Information from some authoritative sources seems ambiguous.
With good reason. By their nature, emergencies emerge. Their information base never becomes absolute and final.
Good risk communicators offer the best, most complete information about an emerging threat as they know and say, "We don't know," when facts remain unclear.
But crisis communicators also may intentionally use "conditional" language peppered with words such as probably, perhaps, until now, our best understanding. Such ambiguity encourages people to stay open to a changing information landscape.
You might choose to use information discrepancies, a frequently changing information base, and factual ambiguity as springboards to think more deeply and broadly about your household emergency plans.
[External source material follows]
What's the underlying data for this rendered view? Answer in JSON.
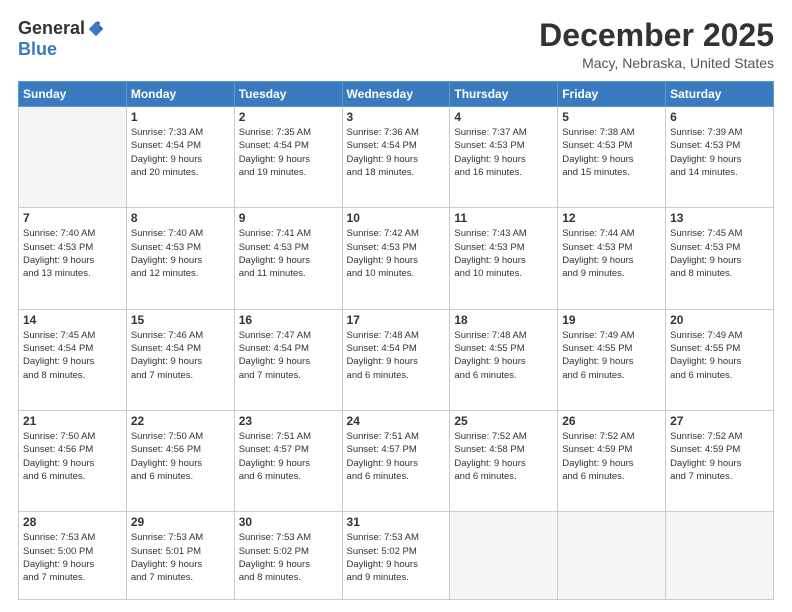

Some specific steps that can help you think and plan:
- Ask about emergency plans at your children's school and at your workplace. Ask administrators for help resolving conflicts that might arise between the two plans.
- Consult local authorities such as building inspectors and health officers about community supports available in times of natural disasters or health emergencies.
- If you have medical concerns, talk with your health-care providers about how to prepare for and cope during/after emergencies.
- Make sure someone in your household has emergency first-aid and CPR training. In crisis situations, local emergency services may be delayed or unavailable.
- Discuss with extended family members and close friends ways you can plan cooperatively and support each other during and after emergency.